What if your hopes for autonomous driving are wildly overblown?
For years, technology executives have told the public that self-driving vehicles would soon clog the nation’s roadways. Tesla CEO Elon Musk, for example, predicted way back in 2015 that his electric cars would have full autonomy by 2017. Meanwhile, court documents showed that Uber thought it would have tens of thousands of robot-powered taxis on the road by this point—a future that failed to happen.
But the path toward fully autonomous vehicles has proven costlier and far more difficult than tech’s most optimistic minds predicted. Real-road testing is still underway in many parts of the country, and Waymo (a subsidiary of Alphabet) has a small self-driving taxi service operating in the Phoenix suburbs. However, the collective dream of millions of vehicles safely cruising the nation’s highways and byways without human intervention—that now seems years, if not decades away.
Part of that slowness might have to do with the difficulty of creating a smooth, sleek professional service from sometimes-buggy technology. “We are able to do the driving task,” Tekedra Mawakana, Waymo’s chief external officer, said in a recent interview with The New York Times. “But the reason we don’t have a service in 50 states is that we are still validating a host of elements related to offering a service. Offering a service is very different than building a technology.”

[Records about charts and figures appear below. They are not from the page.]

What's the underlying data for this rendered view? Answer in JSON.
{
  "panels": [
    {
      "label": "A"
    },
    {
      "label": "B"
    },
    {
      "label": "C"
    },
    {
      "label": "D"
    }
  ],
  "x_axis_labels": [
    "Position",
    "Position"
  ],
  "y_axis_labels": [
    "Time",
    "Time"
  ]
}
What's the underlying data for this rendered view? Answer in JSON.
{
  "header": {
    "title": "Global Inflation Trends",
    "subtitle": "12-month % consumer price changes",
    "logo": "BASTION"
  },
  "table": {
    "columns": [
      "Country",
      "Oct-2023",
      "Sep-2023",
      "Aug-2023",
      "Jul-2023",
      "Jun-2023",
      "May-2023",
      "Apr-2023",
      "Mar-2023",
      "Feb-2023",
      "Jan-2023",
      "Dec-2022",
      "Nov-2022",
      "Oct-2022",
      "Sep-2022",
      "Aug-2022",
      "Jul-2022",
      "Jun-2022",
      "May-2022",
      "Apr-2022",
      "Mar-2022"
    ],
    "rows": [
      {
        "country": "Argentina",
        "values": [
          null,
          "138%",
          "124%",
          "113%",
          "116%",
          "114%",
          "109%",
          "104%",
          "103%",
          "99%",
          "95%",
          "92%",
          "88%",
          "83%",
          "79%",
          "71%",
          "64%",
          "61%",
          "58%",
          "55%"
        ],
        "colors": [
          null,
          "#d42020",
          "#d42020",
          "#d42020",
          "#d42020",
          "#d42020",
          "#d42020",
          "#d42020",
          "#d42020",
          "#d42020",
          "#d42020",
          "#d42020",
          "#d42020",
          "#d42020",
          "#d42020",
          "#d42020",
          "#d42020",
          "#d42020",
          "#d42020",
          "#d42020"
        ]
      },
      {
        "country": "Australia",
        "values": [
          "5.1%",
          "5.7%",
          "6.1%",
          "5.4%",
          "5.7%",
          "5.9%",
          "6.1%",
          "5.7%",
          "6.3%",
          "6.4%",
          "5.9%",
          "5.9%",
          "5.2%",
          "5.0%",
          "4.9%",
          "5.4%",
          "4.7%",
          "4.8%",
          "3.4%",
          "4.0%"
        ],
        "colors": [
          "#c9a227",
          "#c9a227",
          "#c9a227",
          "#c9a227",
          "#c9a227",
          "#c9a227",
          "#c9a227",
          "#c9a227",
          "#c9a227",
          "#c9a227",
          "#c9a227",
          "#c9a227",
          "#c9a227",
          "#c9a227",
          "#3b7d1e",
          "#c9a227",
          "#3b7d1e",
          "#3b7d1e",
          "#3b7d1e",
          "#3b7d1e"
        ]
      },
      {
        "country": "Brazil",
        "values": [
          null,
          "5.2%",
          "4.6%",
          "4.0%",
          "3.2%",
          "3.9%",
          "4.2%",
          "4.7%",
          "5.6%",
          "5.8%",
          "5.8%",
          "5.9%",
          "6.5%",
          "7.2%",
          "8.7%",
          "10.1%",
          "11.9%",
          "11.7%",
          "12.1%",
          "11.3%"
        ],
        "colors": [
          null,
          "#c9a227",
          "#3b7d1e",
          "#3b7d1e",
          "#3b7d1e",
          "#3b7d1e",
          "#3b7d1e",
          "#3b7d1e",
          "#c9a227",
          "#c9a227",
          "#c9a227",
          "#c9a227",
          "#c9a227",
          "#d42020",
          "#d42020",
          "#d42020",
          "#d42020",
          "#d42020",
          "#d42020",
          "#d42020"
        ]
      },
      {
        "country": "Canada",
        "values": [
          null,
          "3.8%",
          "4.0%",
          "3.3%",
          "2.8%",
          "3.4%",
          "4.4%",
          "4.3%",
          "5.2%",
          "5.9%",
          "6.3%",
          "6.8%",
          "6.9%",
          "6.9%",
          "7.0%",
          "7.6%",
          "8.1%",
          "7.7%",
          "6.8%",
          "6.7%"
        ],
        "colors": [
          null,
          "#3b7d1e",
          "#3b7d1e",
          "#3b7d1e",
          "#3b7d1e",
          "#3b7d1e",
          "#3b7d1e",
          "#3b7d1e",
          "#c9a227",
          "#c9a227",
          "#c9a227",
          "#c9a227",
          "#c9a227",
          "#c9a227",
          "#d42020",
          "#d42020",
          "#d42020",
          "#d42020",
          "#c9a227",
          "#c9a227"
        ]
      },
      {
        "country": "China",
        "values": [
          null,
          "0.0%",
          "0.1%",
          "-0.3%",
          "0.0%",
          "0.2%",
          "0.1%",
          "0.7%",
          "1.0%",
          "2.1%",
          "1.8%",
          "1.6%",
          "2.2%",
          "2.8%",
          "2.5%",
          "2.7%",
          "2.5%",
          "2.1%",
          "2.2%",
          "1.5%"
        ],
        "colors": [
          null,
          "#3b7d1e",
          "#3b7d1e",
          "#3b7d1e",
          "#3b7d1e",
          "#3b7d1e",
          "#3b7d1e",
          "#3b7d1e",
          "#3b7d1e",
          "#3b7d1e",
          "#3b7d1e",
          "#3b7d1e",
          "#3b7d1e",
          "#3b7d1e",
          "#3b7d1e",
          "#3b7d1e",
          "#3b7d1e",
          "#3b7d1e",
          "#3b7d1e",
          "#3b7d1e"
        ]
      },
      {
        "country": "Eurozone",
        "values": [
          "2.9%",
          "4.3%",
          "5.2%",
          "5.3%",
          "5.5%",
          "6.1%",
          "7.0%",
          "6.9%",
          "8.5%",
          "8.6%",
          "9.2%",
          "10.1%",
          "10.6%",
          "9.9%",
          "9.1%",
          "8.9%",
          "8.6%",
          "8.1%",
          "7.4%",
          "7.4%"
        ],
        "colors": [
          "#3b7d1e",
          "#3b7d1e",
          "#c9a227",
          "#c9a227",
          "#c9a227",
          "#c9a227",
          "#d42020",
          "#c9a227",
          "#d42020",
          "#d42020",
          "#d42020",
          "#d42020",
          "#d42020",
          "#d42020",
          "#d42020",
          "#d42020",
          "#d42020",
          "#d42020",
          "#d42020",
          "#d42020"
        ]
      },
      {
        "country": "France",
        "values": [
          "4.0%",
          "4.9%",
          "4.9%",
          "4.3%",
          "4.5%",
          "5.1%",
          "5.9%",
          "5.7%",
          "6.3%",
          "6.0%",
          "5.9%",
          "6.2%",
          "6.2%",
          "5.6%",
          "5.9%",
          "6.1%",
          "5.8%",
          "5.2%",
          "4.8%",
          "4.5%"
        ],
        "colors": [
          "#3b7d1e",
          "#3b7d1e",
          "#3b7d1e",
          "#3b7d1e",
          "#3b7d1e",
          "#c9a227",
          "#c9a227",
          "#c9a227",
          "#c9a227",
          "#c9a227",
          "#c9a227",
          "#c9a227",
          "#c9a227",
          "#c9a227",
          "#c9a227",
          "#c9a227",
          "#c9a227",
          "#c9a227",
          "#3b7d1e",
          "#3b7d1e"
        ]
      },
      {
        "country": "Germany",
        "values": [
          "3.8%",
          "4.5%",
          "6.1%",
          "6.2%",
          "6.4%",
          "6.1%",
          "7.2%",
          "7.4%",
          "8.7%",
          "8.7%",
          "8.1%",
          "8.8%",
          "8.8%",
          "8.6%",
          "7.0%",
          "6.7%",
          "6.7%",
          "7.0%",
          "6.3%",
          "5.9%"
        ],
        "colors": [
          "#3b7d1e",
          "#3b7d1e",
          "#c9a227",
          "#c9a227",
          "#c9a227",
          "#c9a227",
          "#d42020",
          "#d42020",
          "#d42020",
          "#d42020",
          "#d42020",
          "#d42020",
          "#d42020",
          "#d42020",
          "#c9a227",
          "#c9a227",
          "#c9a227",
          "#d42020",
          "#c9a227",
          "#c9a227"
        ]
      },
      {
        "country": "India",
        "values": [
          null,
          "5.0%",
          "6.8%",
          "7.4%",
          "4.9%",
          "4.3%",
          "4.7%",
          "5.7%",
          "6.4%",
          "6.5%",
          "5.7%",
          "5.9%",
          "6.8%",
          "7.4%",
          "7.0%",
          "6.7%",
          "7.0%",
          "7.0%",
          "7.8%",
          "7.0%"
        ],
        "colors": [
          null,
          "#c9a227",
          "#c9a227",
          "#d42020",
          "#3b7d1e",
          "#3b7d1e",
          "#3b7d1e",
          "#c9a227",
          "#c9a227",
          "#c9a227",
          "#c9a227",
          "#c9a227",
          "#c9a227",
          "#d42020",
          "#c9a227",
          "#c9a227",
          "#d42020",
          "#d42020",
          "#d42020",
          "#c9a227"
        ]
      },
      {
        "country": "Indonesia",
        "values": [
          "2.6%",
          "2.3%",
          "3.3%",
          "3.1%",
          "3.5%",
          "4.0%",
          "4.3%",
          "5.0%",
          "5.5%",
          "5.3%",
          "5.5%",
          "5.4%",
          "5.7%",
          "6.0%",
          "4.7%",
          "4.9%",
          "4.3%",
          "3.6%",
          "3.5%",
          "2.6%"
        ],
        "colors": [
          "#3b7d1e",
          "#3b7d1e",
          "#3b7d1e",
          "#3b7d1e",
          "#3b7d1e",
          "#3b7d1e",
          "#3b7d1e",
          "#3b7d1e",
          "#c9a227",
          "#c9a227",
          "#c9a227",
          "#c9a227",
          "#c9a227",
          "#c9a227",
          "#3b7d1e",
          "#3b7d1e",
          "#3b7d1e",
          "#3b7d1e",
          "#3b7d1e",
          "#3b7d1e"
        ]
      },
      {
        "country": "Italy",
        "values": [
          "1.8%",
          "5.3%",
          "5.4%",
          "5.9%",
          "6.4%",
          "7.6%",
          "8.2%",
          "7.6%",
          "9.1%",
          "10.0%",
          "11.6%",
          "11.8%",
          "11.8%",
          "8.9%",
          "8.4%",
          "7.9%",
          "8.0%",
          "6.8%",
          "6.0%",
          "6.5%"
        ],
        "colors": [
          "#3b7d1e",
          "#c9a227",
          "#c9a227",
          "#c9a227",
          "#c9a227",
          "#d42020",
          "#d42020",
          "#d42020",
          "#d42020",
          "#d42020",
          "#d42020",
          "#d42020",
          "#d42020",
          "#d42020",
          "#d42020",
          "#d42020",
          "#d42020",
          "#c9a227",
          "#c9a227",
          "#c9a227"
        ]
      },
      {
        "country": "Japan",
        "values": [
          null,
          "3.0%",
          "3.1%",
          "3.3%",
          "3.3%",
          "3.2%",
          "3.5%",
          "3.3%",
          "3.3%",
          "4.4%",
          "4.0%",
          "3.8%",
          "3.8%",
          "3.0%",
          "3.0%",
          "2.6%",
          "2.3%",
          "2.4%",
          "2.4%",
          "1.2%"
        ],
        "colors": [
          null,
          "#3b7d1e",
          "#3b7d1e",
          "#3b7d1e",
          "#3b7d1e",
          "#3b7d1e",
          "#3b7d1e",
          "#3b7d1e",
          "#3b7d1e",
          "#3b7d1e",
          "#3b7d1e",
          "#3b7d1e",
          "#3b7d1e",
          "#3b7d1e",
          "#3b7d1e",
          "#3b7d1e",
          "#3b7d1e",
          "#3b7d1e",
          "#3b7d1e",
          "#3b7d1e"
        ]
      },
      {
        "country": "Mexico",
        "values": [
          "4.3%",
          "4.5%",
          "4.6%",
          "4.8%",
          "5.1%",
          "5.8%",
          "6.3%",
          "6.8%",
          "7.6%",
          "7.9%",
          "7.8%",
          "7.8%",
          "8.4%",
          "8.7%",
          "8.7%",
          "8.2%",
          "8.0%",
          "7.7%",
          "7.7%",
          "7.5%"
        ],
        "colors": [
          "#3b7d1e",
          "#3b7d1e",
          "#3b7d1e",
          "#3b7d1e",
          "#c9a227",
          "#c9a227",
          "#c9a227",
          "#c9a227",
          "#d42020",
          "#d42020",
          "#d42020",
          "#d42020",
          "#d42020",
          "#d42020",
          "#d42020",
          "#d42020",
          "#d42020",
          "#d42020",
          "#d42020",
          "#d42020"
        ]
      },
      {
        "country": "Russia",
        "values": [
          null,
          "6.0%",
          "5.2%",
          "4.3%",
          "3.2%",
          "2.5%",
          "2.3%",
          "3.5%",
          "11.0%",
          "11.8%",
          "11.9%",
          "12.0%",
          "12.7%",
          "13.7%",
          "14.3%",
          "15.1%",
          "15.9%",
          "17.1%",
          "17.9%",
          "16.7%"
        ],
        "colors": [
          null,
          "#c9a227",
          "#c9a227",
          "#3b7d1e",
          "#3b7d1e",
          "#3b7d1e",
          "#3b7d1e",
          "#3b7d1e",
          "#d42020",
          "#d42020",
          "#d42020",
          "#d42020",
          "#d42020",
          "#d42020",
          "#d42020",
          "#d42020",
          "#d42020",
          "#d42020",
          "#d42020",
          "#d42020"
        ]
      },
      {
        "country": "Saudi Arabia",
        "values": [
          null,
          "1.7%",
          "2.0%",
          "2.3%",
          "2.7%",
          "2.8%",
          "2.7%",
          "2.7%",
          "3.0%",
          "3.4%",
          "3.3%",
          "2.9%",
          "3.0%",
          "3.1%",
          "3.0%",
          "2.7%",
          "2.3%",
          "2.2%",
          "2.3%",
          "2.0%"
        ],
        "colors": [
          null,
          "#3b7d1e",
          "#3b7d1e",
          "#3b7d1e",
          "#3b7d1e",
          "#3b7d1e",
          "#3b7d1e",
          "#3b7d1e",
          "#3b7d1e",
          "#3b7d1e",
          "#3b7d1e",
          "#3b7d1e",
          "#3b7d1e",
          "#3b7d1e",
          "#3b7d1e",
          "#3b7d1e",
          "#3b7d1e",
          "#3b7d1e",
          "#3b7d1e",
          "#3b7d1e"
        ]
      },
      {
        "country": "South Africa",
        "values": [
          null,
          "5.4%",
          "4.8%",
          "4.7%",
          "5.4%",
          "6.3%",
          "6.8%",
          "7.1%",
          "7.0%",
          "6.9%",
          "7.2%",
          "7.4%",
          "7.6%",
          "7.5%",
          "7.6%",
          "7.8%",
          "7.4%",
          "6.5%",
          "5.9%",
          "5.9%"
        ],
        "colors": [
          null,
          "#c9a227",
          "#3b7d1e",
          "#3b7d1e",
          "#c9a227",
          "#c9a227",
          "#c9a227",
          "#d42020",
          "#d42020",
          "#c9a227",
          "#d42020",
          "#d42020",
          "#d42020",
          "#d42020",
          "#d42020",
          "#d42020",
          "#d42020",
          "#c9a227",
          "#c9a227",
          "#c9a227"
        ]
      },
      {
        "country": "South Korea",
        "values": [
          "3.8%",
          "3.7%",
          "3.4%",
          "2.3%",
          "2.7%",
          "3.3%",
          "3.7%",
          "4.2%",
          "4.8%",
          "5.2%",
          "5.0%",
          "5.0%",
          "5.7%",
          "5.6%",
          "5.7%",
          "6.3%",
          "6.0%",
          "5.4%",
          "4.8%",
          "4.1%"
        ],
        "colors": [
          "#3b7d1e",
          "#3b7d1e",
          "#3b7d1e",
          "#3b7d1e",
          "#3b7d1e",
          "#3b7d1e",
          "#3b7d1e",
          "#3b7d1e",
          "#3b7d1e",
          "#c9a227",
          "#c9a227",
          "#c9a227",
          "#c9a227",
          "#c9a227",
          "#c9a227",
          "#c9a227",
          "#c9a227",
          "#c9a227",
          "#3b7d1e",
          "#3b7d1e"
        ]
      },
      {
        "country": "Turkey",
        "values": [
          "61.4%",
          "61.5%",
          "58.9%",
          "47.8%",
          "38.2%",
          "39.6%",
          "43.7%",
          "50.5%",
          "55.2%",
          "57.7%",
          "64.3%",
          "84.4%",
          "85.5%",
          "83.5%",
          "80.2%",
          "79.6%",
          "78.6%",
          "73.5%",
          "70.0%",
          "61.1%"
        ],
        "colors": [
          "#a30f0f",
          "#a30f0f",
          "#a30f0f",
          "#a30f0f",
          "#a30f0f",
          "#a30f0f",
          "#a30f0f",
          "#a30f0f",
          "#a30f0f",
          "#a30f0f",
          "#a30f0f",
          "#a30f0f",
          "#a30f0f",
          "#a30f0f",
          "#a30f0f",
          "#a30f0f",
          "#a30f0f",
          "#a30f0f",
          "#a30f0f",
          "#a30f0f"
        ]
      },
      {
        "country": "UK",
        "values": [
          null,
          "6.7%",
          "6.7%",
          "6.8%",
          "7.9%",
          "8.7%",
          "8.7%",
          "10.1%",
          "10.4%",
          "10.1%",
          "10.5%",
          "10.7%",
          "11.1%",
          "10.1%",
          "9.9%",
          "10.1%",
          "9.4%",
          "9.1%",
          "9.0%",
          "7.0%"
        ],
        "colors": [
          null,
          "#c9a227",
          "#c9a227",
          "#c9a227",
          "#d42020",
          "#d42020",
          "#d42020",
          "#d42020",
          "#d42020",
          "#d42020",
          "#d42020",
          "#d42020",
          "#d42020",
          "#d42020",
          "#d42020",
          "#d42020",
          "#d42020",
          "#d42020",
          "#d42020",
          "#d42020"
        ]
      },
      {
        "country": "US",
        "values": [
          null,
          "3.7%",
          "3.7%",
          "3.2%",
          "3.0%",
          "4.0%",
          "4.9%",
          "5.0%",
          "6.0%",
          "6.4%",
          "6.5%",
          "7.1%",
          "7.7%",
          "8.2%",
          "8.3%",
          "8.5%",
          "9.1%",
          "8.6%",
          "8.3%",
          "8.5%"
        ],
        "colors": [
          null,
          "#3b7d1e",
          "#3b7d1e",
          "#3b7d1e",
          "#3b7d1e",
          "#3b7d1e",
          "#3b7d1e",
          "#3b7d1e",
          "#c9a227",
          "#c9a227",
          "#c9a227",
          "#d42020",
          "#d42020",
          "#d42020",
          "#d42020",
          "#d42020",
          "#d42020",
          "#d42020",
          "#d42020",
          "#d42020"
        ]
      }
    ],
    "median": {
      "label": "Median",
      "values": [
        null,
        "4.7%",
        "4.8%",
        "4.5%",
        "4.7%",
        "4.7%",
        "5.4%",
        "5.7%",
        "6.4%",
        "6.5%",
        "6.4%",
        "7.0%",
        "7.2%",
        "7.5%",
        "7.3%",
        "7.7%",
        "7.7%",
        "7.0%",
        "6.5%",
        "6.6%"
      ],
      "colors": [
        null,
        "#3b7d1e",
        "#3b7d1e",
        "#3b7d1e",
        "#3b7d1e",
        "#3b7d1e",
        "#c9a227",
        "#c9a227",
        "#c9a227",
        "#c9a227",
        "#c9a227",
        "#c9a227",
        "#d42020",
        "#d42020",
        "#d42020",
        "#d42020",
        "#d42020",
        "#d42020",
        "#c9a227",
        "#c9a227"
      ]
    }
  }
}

The other factor: human insanity. It’s one thing to train a machine to navigate a grid of city streets. It’s another for a software-powered vehicle to do so while dodging double-parkers, drivers distracted by their phones, bicyclists who refuse to signal, speedy jaywalkers, and people outright breaking traffic laws.
When tech’s CEOs predicted that autonomous vehicles would hit the road in a mass-market way by 2017 or so… well, maybe they should have said 2027.
Jobs in Autonomous Driving: Worth Pursuing?
For those interested in building out autonomous-driving technology as a career, these industry setbacks might cause some alarm. Should you pursue a career in something that might not hit the mainstream for another decade or two—if ever?
The answer, of course, hinges largely on your individual tolerance for risk. If you like the idea of helping pioneer a nascent technology segment, and you don’t mind plunging into the unknown, then self-driving cars may prove an exciting career choice. But if you’re a fan of well-established technologies and career stability, this tech branch might not be your best choice; sure, the biggest tech firms (and car companies) will end up throwing billions of dollars into these autonomous-tech initiatives, but even a mega-giant like Apple has been known to abruptly shift direction and lay off engineers.
It never hurts to explore an underlying technology to see if it interests you, and autonomous driving is no exception. Udacity offers a self-driving car engineer nanodegree, and Udemy and Coursera have similar products. If you’re interested in a more academic approach, MIT has videos and slides from its “Deep Learning for Self-Driving Cars” coursework. That should give you an idea if this particular technology segment is right for you.